The Museum is perhaps the most popular forum of Public History. The methods employed by museums vary from one man operations, to diner exhibits, to outdoor parks like Colonial Williamsburg. A theme park does not qualify as a museum in itself, but the rub here is that Williamsburg is not a theme park. It is a public museum that presents an entire enclosed community as its exhibit. Everything is meticulously preserved or reproduced for eye candy and sale which brings me to my point. The bigger the museum, the more it needs and must feed the public to survive.

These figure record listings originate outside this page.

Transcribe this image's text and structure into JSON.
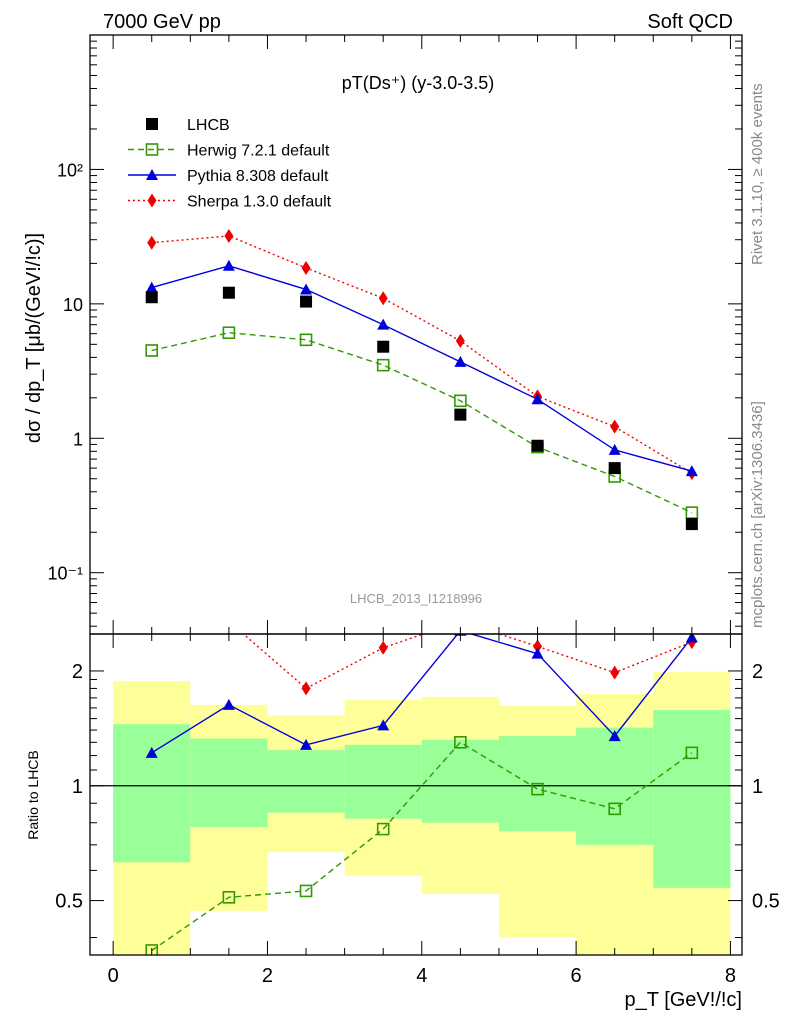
{
  "header": {
    "energy_label": "7000 GeV pp",
    "category_label": "Soft QCD"
  },
  "side_labels": {
    "rivet": "Rivet 3.1.10, ≥ 400k events",
    "source": "mcplots.cern.ch [arXiv:1306.3436]"
  },
  "chart_data": [
    {
      "type": "scatter",
      "title": "pT(Ds⁺) (y-3.0-3.5)",
      "analysis_label": "LHCB_2013_I1218996",
      "ylabel": "dσ / dp_T [μb/(GeV!/!c)]",
      "y_scale": "log",
      "xlim": [
        -0.3,
        8.15
      ],
      "ylim": [
        0.035,
        1000
      ],
      "y_ticks": [
        {
          "value": 0.1,
          "label": "10⁻¹"
        },
        {
          "value": 1,
          "label": "1"
        },
        {
          "value": 10,
          "label": "10"
        },
        {
          "value": 100,
          "label": "10²"
        }
      ],
      "legend_position": "top-left",
      "series": [
        {
          "name": "LHCB",
          "color": "#000000",
          "marker": "square-filled",
          "line": "none",
          "x": [
            0.5,
            1.5,
            2.5,
            3.5,
            4.5,
            5.5,
            6.5,
            7.5
          ],
          "y": [
            11.2,
            12.1,
            10.4,
            4.8,
            1.5,
            0.88,
            0.6,
            0.23
          ]
        },
        {
          "name": "Herwig 7.2.1 default",
          "color": "#339900",
          "marker": "square-open",
          "line": "dashed",
          "x": [
            0.5,
            1.5,
            2.5,
            3.5,
            4.5,
            5.5,
            6.5,
            7.5
          ],
          "y": [
            4.5,
            6.1,
            5.4,
            3.5,
            1.9,
            0.86,
            0.52,
            0.28
          ]
        },
        {
          "name": "Pythia 8.308 default",
          "color": "#0000dd",
          "marker": "triangle-filled",
          "line": "solid",
          "x": [
            0.5,
            1.5,
            2.5,
            3.5,
            4.5,
            5.5,
            6.5,
            7.5
          ],
          "y": [
            13.2,
            19.2,
            12.8,
            7.0,
            3.7,
            1.95,
            0.82,
            0.57
          ]
        },
        {
          "name": "Sherpa 1.3.0 default",
          "color": "#ee0000",
          "marker": "diamond-filled",
          "line": "dotted",
          "x": [
            0.5,
            1.5,
            2.5,
            3.5,
            4.5,
            5.5,
            6.5,
            7.5
          ],
          "y": [
            28.5,
            32.0,
            18.5,
            11.0,
            5.3,
            2.05,
            1.22,
            0.55
          ]
        }
      ]
    },
    {
      "type": "line",
      "ylabel": "Ratio to LHCB",
      "xlabel": "p_T [GeV!/!c]",
      "xlim": [
        -0.3,
        8.15
      ],
      "ylim": [
        0.36,
        2.5
      ],
      "y_scale": "log",
      "x_ticks": [
        0,
        2,
        4,
        6,
        8
      ],
      "y_ticks": [
        {
          "value": 0.5,
          "label": "0.5"
        },
        {
          "value": 1,
          "label": "1"
        },
        {
          "value": 2,
          "label": "2"
        }
      ],
      "reference_line": 1,
      "bands": {
        "bins": [
          [
            0,
            1
          ],
          [
            1,
            2
          ],
          [
            2,
            3
          ],
          [
            3,
            4
          ],
          [
            4,
            5
          ],
          [
            5,
            6
          ],
          [
            6,
            7
          ],
          [
            7,
            8
          ]
        ],
        "inner": {
          "color": "#99ff99",
          "low": [
            0.63,
            0.78,
            0.85,
            0.82,
            0.8,
            0.76,
            0.7,
            0.54
          ],
          "high": [
            1.45,
            1.33,
            1.24,
            1.28,
            1.32,
            1.35,
            1.42,
            1.58
          ]
        },
        "outer": {
          "color": "#ffff99",
          "low": [
            0.36,
            0.47,
            0.67,
            0.58,
            0.52,
            0.4,
            0.36,
            0.36
          ],
          "high": [
            1.88,
            1.63,
            1.53,
            1.68,
            1.71,
            1.62,
            1.74,
            1.99
          ]
        }
      },
      "series": [
        {
          "name": "Herwig 7.2.1 default",
          "color": "#339900",
          "marker": "square-open",
          "line": "dashed",
          "x": [
            0.5,
            1.5,
            2.5,
            3.5,
            4.5,
            5.5,
            6.5,
            7.5
          ],
          "y": [
            0.37,
            0.51,
            0.53,
            0.77,
            1.3,
            0.98,
            0.87,
            1.22
          ]
        },
        {
          "name": "Pythia 8.308 default",
          "color": "#0000dd",
          "marker": "triangle-filled",
          "line": "solid",
          "x": [
            0.5,
            1.5,
            2.5,
            3.5,
            4.5,
            5.5,
            6.5,
            7.5
          ],
          "y": [
            1.22,
            1.63,
            1.28,
            1.44,
            2.55,
            2.22,
            1.35,
            2.45
          ]
        },
        {
          "name": "Sherpa 1.3.0 default",
          "color": "#ee0000",
          "marker": "diamond-filled",
          "line": "dotted",
          "x": [
            0.5,
            1.5,
            2.5,
            3.5,
            4.5,
            5.5,
            6.5,
            7.5
          ],
          "y": [
            2.6,
            2.7,
            1.8,
            2.3,
            2.7,
            2.32,
            1.98,
            2.38
          ]
        }
      ]
    }
  ]
}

Institutions are entitled to exist. Regardless of methods employed, they require funding. Many of my haunts such as the Library Company, or the Historical Society of Pennsylvania depend largely on fundraising and engagement with the public for its substantial operating costs. But many have the opportunity to and must cross the divide between nonprofit and business interests. Ironically many of the museums that present the types of exhibits that the public most readily engage with, i.e. intimate community based histories, or present the histories that broad segments of the public would engage in for a near universal appeal such as Williamsburg, depend on door, or in some cases, gate to succeed and build up an operating surplus.

Hoarding operating expenses and making profit, although both are fruits, are apples and oranges in comparison. If an organization or even a private individual has a unique, inventive or “profitable” method of engaging the public’s thirst for relevant history, that organization has a responsibility to nurture flow and protect itself from potential loses, such as those that might lead to deaccessioning.